Ich befürchtete das Schlimmste. »Was soll mit Burak sein?«
War er sauer? Hasste er mich? Natürlich tat er es.

Sie legte den Kopf schief und versuchte es aus meiner Reaktion schlau zu werden. »Er hat sich selbst verurteilt. Von wegen war klar, dass sie das macht und er sei so dumm und hätte es vorher merken sollen. Keine Ahnung. Er war eher wütend auf sich.«
»Ist doch klar, dass ihr Lover so reagiert«, schnalzte Fatih abwertend mit der Zunge.
Liana war plötzlich voller Elan. »Ihr was!?« Sie blickte hysterisch von mir zu Fatih.
»Du spinnst doch«, redete ich etwas zu schnell. »Nur weil du ihn nicht leiden kannst, brauchst du so etwas nicht in die Welt setzten.«

Sie sah noch weiter abwechselnd zu uns beiden. Wenn sie jetzt irgendein Wort darüber verliert, wie immer, dass ich und Fatih das "perfekte Paar" abgeben würden, könnte ich nicht dafür garantieren, sie nicht aus dem Fenster zu katapultieren.
Ich bückte mich, nahm dir Lampe wieder in dir Hand, die gerade unbrauchbar geworden war und deutete auf die Beiden. »Ehrlich, geht.«

Ich hatte gestern nicht umsonst jemanden "verlassen", um gleich zwei Personen in diese Scheiße reinzuziehen. »Oder ich schreie und alle wachen auf.«
»Und«, fügte Liana schadenfroh hinzu. »Burak kriegt morgen mit, wo du dich befindest.«
Fatih blickte sie schockiert an, als könne er nicht glauben, dass das nicht gerade von ihr kam. »Vielleicht ist es doch gut, dass ich dich mitgenommen habe.«
»Ist das dein verdammter ernst?«, fragte ich sie verblüfft.

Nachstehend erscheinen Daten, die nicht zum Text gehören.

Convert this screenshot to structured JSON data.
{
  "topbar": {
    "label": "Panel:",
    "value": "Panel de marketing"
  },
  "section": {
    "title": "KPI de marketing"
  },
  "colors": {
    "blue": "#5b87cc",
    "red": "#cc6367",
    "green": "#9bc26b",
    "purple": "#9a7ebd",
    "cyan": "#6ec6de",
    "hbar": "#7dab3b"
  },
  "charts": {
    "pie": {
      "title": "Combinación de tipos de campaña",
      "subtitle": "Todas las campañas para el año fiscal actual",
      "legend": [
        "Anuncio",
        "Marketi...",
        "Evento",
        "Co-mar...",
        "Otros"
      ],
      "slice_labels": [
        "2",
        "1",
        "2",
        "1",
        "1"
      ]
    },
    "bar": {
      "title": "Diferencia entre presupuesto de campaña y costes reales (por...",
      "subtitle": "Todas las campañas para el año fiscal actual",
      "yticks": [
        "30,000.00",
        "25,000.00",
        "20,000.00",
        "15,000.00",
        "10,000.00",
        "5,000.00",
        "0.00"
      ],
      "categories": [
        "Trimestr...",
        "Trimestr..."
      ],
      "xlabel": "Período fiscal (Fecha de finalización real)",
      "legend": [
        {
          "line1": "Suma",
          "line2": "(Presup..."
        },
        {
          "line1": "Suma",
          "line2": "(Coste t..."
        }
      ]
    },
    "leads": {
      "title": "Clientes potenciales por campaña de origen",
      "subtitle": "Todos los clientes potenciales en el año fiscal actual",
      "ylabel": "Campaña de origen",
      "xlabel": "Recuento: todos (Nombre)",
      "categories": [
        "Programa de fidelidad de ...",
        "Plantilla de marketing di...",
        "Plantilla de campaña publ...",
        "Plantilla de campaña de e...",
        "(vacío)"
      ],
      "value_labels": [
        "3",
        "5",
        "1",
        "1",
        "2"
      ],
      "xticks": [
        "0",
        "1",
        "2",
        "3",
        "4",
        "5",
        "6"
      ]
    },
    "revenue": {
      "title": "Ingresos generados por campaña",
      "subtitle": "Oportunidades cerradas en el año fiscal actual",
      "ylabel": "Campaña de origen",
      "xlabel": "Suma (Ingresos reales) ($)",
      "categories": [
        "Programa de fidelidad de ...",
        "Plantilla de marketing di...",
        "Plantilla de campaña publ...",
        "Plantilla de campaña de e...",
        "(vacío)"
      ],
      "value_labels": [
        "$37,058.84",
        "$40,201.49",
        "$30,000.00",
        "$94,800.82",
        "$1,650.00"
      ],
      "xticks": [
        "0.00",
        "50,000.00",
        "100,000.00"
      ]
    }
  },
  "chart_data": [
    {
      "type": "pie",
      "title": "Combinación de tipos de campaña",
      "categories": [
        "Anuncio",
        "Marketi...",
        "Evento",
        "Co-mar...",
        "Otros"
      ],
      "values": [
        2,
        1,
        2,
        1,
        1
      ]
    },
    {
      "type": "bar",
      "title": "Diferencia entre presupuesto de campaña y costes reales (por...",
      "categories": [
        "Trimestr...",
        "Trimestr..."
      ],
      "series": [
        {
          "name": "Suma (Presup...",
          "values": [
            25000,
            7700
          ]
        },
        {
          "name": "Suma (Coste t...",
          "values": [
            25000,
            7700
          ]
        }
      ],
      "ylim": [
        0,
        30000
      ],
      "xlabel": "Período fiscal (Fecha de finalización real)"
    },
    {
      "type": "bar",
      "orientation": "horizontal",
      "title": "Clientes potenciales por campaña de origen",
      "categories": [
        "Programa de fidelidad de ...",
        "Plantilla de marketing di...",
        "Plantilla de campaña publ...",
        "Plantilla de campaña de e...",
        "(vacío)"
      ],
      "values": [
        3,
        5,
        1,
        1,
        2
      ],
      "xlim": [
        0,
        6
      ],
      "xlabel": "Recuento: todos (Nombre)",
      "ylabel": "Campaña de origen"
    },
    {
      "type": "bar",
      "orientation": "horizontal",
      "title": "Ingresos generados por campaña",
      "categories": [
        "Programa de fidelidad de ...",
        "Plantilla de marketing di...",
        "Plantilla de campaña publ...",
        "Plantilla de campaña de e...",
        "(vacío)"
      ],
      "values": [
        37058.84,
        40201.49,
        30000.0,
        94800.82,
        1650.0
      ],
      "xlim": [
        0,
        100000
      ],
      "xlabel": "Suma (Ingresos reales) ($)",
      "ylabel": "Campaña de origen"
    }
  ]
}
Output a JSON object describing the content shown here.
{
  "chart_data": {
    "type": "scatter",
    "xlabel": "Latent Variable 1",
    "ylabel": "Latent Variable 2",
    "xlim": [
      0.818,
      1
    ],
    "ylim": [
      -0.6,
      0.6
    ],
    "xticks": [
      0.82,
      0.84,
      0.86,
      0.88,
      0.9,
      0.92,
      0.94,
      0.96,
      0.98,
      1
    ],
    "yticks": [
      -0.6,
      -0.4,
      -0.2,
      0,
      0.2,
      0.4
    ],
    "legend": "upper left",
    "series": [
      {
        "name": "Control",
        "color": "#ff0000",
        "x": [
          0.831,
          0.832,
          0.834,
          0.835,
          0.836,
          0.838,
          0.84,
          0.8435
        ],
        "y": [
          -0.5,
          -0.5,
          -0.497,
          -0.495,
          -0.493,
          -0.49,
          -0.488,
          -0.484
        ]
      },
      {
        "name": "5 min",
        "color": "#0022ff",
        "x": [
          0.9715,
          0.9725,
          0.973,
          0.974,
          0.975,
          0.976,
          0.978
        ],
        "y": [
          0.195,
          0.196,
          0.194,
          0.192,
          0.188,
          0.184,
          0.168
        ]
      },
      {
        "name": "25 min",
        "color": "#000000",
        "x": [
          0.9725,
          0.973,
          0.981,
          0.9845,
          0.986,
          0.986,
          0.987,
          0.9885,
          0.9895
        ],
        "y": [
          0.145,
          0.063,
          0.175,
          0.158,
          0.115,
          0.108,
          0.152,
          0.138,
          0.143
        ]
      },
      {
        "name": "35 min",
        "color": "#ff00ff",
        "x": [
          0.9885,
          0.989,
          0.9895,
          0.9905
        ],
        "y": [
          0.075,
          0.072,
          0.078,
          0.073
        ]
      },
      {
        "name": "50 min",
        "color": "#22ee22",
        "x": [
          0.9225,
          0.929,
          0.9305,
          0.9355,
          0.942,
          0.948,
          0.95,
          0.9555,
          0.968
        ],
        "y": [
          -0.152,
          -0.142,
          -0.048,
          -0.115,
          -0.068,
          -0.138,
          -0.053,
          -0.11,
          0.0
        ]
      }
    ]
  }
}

Sie biss sich auf die Zunge und zuckte dann mit der Schulter. »Wenn es sein muss.«
Ich musste auflachen. »Eine tolle Hilfe seid ihr mir!«
»Aslı, du weißt nicht, was passiert ist. Karahan ist aufgetaucht und hat Burak mit Fragen gestochtert. Er soll wohl auch bei Kaan gewesen sein und mit ihm reden wollen.«
»Was?« Mein Herz rutschte mir in die Hose. »Wie kam er dazu?«
Konnte es sein, dass er so in größerer Schwierigkeiten war? Wieso konnte er nicht einmal still bleiben?